Che giudizio dare è quindi operazione non semplice: dare per buona la magnificenza della rappresentazione esibita o adottare il metro reale di giudizio sociale, strumenti entrambi in larga misura e in diverso modo contraddittori, l’uno perchè non dà conto dei problemi e l’altro perchè non spiega il consenso reale?

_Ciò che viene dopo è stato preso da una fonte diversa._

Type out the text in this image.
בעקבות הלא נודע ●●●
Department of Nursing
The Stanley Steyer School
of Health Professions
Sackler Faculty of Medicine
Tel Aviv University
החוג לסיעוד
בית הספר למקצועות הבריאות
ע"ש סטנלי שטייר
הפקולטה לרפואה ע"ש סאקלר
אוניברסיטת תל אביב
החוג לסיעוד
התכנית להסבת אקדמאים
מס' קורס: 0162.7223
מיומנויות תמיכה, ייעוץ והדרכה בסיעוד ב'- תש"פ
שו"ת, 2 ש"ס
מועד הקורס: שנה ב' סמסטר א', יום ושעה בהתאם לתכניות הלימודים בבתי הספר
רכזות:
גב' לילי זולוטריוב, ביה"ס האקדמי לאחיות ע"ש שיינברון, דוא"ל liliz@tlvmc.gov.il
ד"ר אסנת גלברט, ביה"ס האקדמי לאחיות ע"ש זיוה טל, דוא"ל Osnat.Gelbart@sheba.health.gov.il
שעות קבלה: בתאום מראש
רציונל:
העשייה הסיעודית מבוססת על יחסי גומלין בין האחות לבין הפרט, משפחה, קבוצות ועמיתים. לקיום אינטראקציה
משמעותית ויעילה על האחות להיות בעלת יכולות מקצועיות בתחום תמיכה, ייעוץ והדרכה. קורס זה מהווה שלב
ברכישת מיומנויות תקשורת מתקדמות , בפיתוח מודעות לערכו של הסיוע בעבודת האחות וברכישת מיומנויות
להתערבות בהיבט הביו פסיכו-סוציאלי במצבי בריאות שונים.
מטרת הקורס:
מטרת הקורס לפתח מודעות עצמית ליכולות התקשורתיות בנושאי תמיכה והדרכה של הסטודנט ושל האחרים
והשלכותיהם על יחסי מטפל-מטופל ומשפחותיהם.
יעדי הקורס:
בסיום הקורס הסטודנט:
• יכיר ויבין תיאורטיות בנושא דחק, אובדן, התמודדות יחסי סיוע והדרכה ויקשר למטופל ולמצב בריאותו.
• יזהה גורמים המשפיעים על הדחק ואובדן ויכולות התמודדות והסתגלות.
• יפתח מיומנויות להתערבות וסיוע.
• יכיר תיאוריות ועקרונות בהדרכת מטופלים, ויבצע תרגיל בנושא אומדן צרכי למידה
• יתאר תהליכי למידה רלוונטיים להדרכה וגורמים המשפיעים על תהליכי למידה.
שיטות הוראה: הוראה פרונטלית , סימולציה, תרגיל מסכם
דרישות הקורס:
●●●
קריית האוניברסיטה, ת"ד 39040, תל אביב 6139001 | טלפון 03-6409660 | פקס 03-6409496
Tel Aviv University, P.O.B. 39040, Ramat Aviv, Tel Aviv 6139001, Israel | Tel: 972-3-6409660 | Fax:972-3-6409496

Ora pensiamo che l’unico interrogativo che dobbiamo porci è se e come quello di cui parliamo sia un modello in grado di essere condiviso da tutto il mondo, replicando ovunque la stessa capacità di tenuta e gli stessi effetti ‘positivi’. La risposta non può che essere negativa, a meno di non pensare che le risorse mondiali si possano decuplicare d’incanto per sostenere questa crescita. A meno di non valutare che quale crescita ci potesse essere non verrebbe suddivisa equamente perchè il vigente modello globale NON è un modello equo per sua stessa definizione e si basa sulla ricchezza e l’attrattiva del ruolo dominante. Diversamente non ci sarebbe bisogno del ‘pugno di ferro’ per gestire ogni angolo del globo. A meno di non ritenere accettabile trasformare anche il nostro sub-continente in un carcere a cielo aperto.
Già ora il panorama internazionale che ne deriva è segnato da quella sociopatia di fondo per la quale per dotarsi di un sistema sanitario nazionale gratuito per tutti i cittadini devi prima premunirti col possesso di una bomba atomica pena la cancellazione dalla carta geopolitica.
Che questo sistema di relazioni sia anche quello che garantisce quel drenaggio di risorse che conosciamo che dal mondo affluiscono negli USA è la verità scandalosa che viene trasmutata nella vittoria della democrazia e della civiltà.
Il motivo per cui il modello vincente del capitalismo avanzato ci sta così interessando non attiene a una qualsiasi posizione preconcetta o, come si direbbe, ideologica. Notiamo, anzi, che tutto ciò che gli USA producono, anche di tragico, nelle loro relazioni internazionali è già stato da essi vissuto nelle loro peculiari modalità di convivenza in patria, a indicare una coerenza di fondo che proprio un difetto non sarebbe. Né, almeno in questa sede, è in discussione la loro scelta, facciano quello che vogliono a casa loro.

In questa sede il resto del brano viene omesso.